The friar’s face grew grim. ‘It is good to see an assistant helping an older man. Is he very ill?’

‘He is. But it is age which ails him. I have heard it said that he has lived here as priest for nearly three and forty years,
and from the look of the records in the church, that could be correct.’

‘Do you think that my presence could offend him?’ the friar asked tentatively. ‘I should prefer not to preach where my words
could upset a sick man.’

‘That is very kind of you, Brother. I think,’ Humphry said consideringly, ‘that if you preach away from the church here, and
not right in front of the alehouse at the top of the road, you will be unlikely to cause him offence.’

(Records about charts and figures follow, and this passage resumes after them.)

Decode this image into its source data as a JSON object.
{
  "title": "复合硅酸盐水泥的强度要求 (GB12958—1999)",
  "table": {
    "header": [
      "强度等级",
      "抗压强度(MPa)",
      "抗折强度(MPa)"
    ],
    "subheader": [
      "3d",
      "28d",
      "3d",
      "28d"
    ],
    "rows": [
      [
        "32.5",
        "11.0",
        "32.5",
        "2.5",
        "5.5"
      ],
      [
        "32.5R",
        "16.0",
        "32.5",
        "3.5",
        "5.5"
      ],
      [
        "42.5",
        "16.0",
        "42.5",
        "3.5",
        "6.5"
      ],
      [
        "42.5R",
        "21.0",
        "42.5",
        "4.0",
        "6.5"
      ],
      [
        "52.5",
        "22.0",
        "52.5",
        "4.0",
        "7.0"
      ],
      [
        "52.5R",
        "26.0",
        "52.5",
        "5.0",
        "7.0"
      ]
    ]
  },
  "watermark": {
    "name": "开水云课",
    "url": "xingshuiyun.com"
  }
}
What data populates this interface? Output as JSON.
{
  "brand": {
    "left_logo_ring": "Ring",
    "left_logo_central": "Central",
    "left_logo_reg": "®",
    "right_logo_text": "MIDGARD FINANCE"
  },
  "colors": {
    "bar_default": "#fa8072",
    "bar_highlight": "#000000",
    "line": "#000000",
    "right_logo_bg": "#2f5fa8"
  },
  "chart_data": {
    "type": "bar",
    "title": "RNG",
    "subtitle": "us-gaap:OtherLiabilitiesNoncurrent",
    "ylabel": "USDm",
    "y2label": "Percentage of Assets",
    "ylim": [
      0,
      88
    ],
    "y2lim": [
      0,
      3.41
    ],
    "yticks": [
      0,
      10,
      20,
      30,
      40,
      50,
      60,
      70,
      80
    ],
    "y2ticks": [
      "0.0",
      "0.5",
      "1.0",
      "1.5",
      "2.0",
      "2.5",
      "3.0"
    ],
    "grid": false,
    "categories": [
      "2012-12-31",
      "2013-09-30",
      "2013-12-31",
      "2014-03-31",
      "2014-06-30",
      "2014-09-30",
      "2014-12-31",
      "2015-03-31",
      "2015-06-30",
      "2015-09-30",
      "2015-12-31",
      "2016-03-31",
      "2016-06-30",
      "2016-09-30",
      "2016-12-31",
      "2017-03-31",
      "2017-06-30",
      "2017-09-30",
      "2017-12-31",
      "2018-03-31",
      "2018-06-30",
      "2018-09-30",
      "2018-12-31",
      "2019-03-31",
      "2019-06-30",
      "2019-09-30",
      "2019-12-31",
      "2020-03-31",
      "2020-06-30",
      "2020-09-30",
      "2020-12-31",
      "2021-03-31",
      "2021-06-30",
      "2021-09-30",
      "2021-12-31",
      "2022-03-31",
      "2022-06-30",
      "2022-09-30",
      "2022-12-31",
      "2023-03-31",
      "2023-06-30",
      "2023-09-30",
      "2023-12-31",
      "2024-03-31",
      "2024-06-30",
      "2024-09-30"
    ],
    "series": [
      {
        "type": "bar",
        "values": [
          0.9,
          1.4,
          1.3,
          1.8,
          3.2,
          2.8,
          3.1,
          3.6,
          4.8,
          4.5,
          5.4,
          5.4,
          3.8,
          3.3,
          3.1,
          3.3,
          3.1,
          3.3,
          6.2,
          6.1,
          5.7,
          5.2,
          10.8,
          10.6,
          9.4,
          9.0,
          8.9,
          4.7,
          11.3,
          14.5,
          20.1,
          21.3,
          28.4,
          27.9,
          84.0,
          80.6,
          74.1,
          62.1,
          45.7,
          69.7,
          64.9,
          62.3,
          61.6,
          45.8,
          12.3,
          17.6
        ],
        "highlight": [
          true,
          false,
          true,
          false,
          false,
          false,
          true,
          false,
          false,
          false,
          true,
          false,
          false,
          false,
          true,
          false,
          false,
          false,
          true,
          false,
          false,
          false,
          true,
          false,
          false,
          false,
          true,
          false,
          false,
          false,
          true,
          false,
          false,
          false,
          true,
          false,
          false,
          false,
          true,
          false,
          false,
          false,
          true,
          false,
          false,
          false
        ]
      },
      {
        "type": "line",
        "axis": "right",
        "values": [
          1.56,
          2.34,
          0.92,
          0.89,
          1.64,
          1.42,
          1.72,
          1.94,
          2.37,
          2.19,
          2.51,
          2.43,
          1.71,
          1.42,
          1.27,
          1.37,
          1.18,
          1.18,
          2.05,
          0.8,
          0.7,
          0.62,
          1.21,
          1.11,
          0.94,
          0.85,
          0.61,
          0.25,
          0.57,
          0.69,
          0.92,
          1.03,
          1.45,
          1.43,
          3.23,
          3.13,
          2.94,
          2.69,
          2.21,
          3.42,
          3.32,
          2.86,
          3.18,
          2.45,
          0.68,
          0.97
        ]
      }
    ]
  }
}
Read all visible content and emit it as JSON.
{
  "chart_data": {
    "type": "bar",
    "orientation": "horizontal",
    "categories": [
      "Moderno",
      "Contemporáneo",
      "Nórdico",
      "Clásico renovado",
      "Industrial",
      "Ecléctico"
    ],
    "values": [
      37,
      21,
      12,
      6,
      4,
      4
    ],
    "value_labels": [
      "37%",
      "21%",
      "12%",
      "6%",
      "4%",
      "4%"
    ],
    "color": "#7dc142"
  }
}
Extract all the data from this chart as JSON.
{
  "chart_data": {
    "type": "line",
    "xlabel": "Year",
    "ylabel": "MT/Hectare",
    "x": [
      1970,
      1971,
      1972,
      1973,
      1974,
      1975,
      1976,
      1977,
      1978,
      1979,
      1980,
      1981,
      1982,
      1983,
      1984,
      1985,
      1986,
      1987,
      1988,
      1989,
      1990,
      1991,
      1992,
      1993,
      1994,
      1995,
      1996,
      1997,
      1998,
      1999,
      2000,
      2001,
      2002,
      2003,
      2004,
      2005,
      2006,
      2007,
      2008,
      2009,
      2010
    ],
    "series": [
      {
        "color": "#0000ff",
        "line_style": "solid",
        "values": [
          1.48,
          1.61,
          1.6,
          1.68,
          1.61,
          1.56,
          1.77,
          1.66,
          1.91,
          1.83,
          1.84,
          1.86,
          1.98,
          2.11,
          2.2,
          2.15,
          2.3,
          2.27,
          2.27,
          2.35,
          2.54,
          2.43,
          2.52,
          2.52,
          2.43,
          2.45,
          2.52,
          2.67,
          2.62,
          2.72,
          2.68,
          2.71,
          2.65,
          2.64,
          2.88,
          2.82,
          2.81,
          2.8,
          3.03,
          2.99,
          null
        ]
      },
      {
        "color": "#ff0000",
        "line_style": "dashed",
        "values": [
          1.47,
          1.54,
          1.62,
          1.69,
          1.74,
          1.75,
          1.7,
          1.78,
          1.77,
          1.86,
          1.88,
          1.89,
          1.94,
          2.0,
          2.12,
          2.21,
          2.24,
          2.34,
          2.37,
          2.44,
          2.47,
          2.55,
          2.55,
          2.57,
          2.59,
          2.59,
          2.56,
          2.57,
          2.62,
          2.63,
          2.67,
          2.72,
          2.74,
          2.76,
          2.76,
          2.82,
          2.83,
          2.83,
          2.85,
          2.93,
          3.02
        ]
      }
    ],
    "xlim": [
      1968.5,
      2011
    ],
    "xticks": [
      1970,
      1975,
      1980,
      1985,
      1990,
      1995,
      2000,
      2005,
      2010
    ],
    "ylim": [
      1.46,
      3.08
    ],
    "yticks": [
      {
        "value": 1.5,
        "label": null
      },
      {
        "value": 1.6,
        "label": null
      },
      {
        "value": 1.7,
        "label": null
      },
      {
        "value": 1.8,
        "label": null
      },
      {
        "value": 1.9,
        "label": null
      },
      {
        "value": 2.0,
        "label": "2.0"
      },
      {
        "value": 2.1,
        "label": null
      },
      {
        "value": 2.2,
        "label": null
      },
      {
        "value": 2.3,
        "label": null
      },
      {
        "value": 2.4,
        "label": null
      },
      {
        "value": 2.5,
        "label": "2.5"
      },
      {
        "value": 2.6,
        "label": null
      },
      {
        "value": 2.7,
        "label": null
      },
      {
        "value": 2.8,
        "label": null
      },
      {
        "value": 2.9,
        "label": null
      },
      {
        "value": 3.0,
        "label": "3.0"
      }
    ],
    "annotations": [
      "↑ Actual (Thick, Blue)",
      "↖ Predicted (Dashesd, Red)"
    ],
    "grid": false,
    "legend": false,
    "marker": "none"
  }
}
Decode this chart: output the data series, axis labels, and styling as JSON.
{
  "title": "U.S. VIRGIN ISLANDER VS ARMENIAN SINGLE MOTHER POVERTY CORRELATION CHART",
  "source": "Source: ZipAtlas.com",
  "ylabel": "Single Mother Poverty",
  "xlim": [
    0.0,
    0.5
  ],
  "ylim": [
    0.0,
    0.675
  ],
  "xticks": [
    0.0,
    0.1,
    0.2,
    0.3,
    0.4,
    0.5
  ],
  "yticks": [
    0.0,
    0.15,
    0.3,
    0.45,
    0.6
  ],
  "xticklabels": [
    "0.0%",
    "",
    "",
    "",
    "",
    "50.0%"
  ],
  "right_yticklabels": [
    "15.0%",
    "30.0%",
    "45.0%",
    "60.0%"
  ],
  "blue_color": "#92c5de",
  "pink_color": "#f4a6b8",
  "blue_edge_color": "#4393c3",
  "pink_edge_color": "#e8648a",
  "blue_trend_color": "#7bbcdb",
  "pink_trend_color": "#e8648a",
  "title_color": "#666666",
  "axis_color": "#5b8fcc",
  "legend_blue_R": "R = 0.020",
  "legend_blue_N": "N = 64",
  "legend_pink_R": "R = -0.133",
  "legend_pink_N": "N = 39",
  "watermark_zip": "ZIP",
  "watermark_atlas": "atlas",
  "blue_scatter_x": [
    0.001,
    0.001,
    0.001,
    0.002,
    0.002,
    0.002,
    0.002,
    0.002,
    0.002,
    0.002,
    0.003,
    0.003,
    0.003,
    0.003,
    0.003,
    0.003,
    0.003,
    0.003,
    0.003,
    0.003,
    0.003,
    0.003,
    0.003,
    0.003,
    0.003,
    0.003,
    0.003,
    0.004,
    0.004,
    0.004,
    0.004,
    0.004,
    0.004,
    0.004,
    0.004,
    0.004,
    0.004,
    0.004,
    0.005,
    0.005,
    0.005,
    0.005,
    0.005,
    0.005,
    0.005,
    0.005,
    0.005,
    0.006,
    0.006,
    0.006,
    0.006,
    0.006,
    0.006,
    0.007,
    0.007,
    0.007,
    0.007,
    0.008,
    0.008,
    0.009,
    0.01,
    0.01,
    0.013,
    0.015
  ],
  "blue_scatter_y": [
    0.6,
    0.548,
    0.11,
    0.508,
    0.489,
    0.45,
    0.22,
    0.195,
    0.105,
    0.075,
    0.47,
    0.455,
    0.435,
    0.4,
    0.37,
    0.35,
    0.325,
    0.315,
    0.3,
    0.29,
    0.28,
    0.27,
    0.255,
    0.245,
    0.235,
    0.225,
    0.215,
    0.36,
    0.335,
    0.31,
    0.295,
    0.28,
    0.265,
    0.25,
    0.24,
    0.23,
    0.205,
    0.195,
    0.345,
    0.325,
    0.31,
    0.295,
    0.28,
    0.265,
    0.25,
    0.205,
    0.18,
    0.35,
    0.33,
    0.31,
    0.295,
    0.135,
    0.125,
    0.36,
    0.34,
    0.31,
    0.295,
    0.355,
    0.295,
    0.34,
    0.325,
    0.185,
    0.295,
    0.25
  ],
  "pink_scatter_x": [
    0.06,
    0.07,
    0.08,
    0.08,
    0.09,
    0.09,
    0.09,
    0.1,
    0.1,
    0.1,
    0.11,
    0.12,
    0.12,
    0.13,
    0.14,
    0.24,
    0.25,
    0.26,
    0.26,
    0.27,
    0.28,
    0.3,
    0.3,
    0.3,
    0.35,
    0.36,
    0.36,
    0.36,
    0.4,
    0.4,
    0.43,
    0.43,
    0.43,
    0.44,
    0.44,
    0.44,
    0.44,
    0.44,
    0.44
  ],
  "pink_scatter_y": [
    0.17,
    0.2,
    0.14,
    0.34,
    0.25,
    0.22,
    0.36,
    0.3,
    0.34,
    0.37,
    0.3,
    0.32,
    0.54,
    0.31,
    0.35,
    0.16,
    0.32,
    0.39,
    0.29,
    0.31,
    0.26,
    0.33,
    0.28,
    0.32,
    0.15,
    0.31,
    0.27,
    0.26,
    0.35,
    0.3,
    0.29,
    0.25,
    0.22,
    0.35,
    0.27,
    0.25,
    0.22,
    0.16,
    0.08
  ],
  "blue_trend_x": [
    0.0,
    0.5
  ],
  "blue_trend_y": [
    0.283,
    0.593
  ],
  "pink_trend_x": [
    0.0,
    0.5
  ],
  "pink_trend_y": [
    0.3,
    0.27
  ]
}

‘He spends much time there?’

‘It is easier for me to leave him in the alehouse than alone in the church while I do the work.’ Humphrey shrugged. ‘I prefer
to know that he is safe. If he were to remain in the church all day, he might fall and harm himself.’

‘You are a good man, my friend,’ Friar John said. ‘And now, if you do not mind, I think I should seek out the tavern – not
to preach, but to beg a little bread.’

‘Brother, if I had anything with me, I would …’

The friar held up his hand. ‘Friend, please. I would not impose further upon you. No, I shall go to the tavern. No doubt they
earn enough to subsidise a poor wanderer without harming their own pockets! Where is this place?’

Humphrey gave brief directions, and then smiled and nodded as the man carried on his way towards the vill of
Monkleigh. He watched until the friar had disappeared round the bend in the road and was hidden by the trees.

‘Some wandering preacher?’

Humphrey felt the breath catch in his throat, and he spun on his heel, his heart thundering. ‘Pagan! In God’s name, man, where
did you come from?’

‘I was going to the inn to buy a barrel of ale. Why?’

‘You half emasculated me, man! Walking up behind a fellow like that …’

‘What did he want?’

‘Permission to preach. Nothing more.’

‘You should be wary of such men. No good comes of having those preachers wandering about the place,’ Pagan said.

‘You don’t know what you’re talking about.’

‘When I was young, they found a friar who’d killed a young boy. He claimed the protection of the Church, of course, but we
all knew what he’d done.’

‘I hadn’t heard of that,’ Humphrey said.

‘Before your time. If you have a man like that about the place, there’s no telling what might happen.’

‘It can scarcely be worse than it already is,’ Humphrey said. ‘Had you not heard about that poor man up east of Iddesleigh,
with his wife and child?’

‘I’d heard. And there is still Lady Lucy of Meeth. No one knows where she is.’

‘So one friar can hardly do much harm,’ Humphrey said.

‘A friar can always cause more harm,’ Pagan said, and he looked at Humphrey with what appeared to be a cold challenge in his
eyes that made Humphrey feel quite chilled. ‘I would have thought you’d know that.’